Synchronize Data Between Linux, OS X, and Windows?
aaaaaaargh! writes "I'm using a laptop with Ubuntu 8.04 for work, a netbook with Ubuntu 9.10 when I'm outside, Mac OS X 10.5 for hobby projects, and Windows XP for gaming. For backups, I'm currently using Jungle Disk and Apple's Time Machine, and I use a local svn repository for my work data. Now I need to frequently exchange and synchronize OpenOffice and Latex files and source code in various cross-platform programming languages between one machine and another. Options range from putting everything online (but Jungle Disk disks seem to be too slow for anything else than backup), storing my data on external media like USB sticks or SD cards, or working with copies by synchronizing folders over the network. I don't want to give my data away to some server outside without strong encryption (controlled by me, including the source code) and external media like USB sticks are a bit too fragile according to my taste. The solution should be reliable, relatively failsafe, as simple as possible, and allow me to continue to use Jungle Disk for backup. So what would you recommend?"
USB sticks are a bit too fragile
damn straight. that is the number one problem with USB anything. i've seen more broken jump drives, and more broken usb ports from someone tripping over usb cable, than i care to fix. yes, they ARE handy as can be, but to WHOMEVER is designing USB 4 or whatever it will be called, PLEASE make the damn connection more sturdy.
End of discussion.
Don't worry about the encryption overhead, just make sure AES is the first cypher chosen. AES is VERY fast.
Test your net with Netalyzr
Are you insane?
The image is random data, and adding or removing a small file in the image would require a complete resync.
Agreed - but if rsync works fits, it is preferable.
That said, the constraints where rsync works flawlessly are pretty strict:
1. You always rsync down at the start of a session
2. You always rsync up at the end of a session
3. You never have more than 1 session
Just make sure you use the best settings - don't forget --delete or whatever it is to handle removed directories.
Unison works much better due to its 2-way change propogation, but it is only designed to handle 2 sources of documents, not 3.
I've never had to handle this sort of thing with unison, so though it may work, I'm not sure of the mechanisms it uses to handle resolution in batch mode. If it's timestamp based, you could hose yourself.
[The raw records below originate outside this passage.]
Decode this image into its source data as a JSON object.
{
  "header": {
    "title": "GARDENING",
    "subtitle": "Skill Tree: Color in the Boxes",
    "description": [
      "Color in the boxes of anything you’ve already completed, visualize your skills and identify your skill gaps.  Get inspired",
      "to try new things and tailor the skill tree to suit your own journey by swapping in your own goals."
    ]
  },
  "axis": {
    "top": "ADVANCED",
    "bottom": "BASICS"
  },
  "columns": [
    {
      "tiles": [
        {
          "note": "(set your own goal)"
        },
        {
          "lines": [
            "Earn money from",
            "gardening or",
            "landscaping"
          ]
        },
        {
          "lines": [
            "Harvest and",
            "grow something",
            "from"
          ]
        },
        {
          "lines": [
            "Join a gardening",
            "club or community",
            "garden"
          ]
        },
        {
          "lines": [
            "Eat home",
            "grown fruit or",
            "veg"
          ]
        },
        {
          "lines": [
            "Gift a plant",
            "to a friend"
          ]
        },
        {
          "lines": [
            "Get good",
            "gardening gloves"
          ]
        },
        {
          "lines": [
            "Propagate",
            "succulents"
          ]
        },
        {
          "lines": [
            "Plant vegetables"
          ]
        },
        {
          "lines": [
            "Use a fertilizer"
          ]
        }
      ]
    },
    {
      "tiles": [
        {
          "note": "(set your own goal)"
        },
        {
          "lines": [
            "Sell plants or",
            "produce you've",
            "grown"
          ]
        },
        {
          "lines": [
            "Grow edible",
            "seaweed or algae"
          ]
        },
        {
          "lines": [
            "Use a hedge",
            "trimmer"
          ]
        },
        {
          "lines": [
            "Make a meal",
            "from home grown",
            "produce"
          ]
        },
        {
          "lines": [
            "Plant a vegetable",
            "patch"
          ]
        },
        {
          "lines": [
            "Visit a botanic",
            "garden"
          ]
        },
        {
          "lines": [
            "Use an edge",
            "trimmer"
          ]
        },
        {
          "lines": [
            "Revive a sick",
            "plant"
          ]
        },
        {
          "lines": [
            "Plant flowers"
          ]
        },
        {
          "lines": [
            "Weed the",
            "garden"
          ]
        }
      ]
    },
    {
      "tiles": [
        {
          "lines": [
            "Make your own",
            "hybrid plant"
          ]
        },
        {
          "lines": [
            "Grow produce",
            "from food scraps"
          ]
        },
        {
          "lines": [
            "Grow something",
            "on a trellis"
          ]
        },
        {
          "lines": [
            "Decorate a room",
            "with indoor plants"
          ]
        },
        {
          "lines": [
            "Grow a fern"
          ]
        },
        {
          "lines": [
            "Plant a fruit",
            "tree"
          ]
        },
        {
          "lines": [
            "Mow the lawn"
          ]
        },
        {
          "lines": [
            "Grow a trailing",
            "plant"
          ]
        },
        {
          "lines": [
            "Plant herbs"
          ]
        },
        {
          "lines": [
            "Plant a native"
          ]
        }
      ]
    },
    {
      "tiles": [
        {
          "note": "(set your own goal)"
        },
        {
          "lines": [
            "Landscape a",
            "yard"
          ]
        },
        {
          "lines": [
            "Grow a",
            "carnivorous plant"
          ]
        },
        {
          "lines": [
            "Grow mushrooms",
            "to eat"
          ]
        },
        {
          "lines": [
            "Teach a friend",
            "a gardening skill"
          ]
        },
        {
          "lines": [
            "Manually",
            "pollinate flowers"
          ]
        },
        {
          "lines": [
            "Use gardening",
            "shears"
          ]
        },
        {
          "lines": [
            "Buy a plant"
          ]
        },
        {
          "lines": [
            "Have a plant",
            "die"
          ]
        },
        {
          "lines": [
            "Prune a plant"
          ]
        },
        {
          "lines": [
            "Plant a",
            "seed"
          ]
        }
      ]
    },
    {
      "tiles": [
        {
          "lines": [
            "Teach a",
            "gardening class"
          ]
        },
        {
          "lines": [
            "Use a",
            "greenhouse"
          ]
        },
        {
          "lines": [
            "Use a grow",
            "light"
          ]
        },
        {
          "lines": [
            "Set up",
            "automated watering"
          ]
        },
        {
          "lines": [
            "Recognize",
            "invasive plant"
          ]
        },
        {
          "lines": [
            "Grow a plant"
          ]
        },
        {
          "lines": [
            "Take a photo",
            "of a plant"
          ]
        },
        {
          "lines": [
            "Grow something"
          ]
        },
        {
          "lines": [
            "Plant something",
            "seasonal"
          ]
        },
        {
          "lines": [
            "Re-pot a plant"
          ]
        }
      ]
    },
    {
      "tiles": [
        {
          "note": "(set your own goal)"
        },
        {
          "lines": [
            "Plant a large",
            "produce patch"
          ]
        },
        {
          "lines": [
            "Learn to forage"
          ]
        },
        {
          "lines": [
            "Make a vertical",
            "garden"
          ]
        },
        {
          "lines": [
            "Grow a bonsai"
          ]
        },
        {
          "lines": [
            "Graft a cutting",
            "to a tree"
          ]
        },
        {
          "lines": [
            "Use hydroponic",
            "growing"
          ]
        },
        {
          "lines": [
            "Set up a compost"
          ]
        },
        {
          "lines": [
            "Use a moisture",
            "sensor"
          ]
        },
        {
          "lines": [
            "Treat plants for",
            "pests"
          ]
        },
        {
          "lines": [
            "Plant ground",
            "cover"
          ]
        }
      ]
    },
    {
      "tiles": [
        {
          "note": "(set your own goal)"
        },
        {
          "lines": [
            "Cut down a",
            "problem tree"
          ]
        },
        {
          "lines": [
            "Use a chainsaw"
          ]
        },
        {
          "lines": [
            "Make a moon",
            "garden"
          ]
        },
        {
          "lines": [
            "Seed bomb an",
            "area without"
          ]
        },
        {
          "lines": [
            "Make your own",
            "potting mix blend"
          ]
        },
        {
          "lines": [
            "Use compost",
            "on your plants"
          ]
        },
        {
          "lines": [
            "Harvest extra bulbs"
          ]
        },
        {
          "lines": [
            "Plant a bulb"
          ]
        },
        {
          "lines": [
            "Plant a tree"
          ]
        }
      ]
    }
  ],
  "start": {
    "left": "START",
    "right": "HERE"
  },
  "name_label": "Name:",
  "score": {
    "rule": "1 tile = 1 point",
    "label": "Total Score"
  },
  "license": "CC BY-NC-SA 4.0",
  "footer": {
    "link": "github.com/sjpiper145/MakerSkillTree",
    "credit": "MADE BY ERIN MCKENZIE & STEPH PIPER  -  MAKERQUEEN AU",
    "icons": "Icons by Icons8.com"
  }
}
If you make the Mac and XP boxes share your data over nfs, you restrict yourself to the 2 source case, and Unison should work fine.
Of course when someone steals your laptop which is syncing to dropbox, the data is theirs. You can unlink updates to the stolen device but the data is gone. I'd love a remote wipe facility.
Dropbox is good up to a few gigs, but their pay service is expensive per GB. I presently use it with SyncToy (scheduled) to keep stuff up-to-date between machines... but only for a small set of important stuff.
For larger things, the OP's selection of Jungledisk is far more cost effective... and if speed is an issue I wonder if he/she knows that Jungledisk backends to EITHER Rackspace or Amazon. They should try the other.
Syncing data is a hard problem. It doesn't look like it could be a problem at first, but there is only a surprisingly small number of products which come close to solving it. Different meta data across platforms (time resolution and time zone, different types of time records, permissions, naming etc.), extended file structures (streams, resource forks, ...), comparatively slow and intermittent network connectivity, concurrent changes in more than one place, huge binary files with only small changes, renamed or moved files, open file handles, the list goes on and on. Finding a sync tool which satisfies your requirements is just as hard as finding a reliable backup solution: They are similar problems and there are heaps of tools for both, but only very few which are even worth considering. The rest are half-assed marketing-driven data-eating annoyances. (BTW, I use rsync, but it has deficiencies. For example, it does not deal with open files.)
There's also the question of whether you really want to store things online. If I want to sync a few MBs of documents, syncing over the Internet to a server might be fine. On the other hand, if I want to keep 100 GB synced between two computers on the same network, pushing that over a 512k Internet connection just to download it again might be less than ideal.
Simple? Just set up ZPS on an Opensolaris box?
None of those protocols were designed to work well over the public internet. Sure, NFS/SMB/iSCSI are IP protocols but they don't work well over high latency and low bandwidth connections.
I'm not arguing with your choice of ZFS; I would just look at something more simple like rsync over ssh to a ZFS volume instead of sharing NFS/CIFS/SMB/iSCSI out to the Internet.
"When the president does it, that means it's not illegal." - Richard M. Nixon
So why bother? Why not use distributed VCS?
They are quite easy (to learn), they handle merges apparently much better, they give version history, rollback, branches, etc. After all, the OP was using SVN.
BTW, from my perspective your own post is more typical of Slashdot than my own: theorizing without data, postulating ignorance on the part of those with experience, and generally trying to adopt a tone of undue authority.